In another study by Pan et al., it was noted that the C3/C4 ratio at the time of diagnosis predicted kidney prognosis more effectively than serum C3 or C4 levels alone. Patients with a low C3/C4 ratio had significantly lower 5- and 10-year kidney survival rates, and these patients may benefit from aggressive immunosuppressive therapies [30]. Since our study utilized cross-sectional data, we do not have prognostic information. New studies that track both treatment data and prognosis will help clarify this topic.
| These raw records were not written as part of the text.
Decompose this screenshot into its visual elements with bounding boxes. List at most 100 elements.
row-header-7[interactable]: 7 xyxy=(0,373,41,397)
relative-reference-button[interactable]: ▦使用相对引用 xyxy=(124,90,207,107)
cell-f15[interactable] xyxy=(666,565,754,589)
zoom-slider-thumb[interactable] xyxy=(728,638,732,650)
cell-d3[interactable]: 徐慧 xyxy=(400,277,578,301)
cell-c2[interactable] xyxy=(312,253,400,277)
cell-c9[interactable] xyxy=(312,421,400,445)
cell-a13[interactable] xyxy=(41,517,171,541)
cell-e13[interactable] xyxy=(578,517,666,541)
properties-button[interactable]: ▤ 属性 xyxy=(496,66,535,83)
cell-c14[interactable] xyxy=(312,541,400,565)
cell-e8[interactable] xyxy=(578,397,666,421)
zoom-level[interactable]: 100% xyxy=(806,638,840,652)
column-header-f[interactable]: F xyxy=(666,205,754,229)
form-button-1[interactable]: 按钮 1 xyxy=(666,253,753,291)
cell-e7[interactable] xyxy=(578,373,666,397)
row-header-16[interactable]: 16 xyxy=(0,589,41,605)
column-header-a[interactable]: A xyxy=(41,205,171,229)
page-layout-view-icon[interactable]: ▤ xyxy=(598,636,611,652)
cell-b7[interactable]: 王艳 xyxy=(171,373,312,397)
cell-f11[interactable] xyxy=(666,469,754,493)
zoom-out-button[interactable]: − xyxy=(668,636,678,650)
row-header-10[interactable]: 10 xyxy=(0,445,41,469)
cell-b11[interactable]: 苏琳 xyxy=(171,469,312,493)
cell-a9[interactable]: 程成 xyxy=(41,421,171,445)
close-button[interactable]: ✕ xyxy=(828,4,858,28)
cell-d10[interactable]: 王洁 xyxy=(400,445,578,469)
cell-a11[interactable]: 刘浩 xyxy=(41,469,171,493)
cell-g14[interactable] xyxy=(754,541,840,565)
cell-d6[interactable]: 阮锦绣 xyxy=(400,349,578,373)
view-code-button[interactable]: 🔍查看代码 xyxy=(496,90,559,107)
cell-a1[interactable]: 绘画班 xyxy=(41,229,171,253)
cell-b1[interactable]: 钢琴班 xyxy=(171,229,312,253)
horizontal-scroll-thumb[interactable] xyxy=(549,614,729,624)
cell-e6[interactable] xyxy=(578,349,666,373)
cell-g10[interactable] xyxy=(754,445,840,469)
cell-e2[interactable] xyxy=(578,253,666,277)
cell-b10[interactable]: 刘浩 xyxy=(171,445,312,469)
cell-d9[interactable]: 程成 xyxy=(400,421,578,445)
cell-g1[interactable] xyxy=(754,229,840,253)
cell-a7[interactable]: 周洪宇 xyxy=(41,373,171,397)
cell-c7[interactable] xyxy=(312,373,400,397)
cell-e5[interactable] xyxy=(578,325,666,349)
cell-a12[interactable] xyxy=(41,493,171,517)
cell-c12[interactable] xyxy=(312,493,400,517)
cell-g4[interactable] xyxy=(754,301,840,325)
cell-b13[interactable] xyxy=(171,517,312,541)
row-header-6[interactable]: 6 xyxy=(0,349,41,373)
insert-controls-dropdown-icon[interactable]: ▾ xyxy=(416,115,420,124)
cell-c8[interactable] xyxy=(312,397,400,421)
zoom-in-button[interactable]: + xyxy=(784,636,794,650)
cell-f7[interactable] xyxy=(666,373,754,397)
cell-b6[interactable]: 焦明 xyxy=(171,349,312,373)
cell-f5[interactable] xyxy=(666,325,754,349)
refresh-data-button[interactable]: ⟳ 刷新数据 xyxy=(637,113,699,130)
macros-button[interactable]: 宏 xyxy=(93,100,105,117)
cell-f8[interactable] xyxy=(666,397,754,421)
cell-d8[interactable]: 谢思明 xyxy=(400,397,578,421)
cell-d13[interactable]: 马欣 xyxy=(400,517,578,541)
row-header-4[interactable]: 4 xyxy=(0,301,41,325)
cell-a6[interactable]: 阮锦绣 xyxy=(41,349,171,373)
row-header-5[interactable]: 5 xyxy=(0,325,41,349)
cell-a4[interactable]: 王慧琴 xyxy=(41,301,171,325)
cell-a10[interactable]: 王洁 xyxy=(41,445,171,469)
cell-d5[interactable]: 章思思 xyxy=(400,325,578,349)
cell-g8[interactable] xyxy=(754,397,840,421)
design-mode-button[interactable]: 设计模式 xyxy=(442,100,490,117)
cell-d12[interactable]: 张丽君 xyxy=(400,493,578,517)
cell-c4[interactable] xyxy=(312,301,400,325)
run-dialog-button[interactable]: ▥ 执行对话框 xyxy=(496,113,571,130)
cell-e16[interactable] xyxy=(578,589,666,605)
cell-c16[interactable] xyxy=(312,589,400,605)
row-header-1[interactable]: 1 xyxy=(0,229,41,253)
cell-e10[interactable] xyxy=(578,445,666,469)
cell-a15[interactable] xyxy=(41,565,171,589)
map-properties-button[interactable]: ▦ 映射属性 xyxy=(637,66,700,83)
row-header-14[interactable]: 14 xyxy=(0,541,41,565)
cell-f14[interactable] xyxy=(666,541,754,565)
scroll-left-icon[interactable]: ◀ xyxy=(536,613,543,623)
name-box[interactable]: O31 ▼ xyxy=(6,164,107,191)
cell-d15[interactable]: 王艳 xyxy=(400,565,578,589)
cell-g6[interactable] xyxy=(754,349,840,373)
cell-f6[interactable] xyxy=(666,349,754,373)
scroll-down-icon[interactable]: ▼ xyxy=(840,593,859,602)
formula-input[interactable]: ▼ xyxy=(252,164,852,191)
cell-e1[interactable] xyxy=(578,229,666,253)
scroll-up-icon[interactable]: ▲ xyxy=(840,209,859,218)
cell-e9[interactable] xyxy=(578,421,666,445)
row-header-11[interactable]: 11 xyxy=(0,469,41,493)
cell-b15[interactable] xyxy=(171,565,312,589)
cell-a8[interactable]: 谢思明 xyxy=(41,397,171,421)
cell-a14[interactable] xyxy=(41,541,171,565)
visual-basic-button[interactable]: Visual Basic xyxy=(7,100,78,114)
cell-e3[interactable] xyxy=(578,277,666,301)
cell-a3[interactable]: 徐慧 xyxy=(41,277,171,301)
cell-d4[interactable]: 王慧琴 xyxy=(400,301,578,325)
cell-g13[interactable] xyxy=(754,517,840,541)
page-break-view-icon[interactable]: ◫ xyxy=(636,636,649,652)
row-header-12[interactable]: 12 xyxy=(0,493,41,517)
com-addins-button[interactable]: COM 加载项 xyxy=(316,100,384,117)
In a study by Zhang et al., patients were divided into four groups based on the C3/C4 ratio: C3/C4 ratio <3.6, 3.6 ≤ C3/C4 ratio <4.2, 4.2 ≤ C3/C4 ratio <5.1, and C3/C4 ratio ≥5.1. Statistical differences in the GFR and proteinuria were observed among the four groups. It was found that the lower the C3/C4 ratio, the higher the proteinuria and the more severe the chronic kidney damage [22]. In our study, the mean C3/C4 ratio was 5.3. When we intended to categorize patients into two groups based on whether their C3/C4 ratio was below or above 3.6, we did not group them since there was only one case with a ratio <3.6. When we divided our population into two groups based on our mean C3/C4 ratio value of <5.1 and ≥5.1, the group with <5.1 had a significantly lower eGFR. Although there was no statistically significant difference between the two groups, the low-ratio group had higher proteinuria.
This study has the following limitations: it is a retrospective study, has a small population size, and lacks prognostic data.
Conclusions
In this retrospective study, no significant correlation was found between proteinuria and the NLR or PLR. However, we identified a positive correlation between the PLR and C4, and a negative correlation between the PLR and IgA/C4. Additionally, a negative correlation was observed between IgA/C4 and C3, and a positive correlation between IgA/C3 and IgA/C4. A strong negative correlation was also found between the IgA/C3 ratio and the C3/C4 ratio. These findings support the role of inflammation and the complement system in the pathogenesis of IgAN and suggest the potential for novel biomarkers to aid in the monitoring of proteinuria.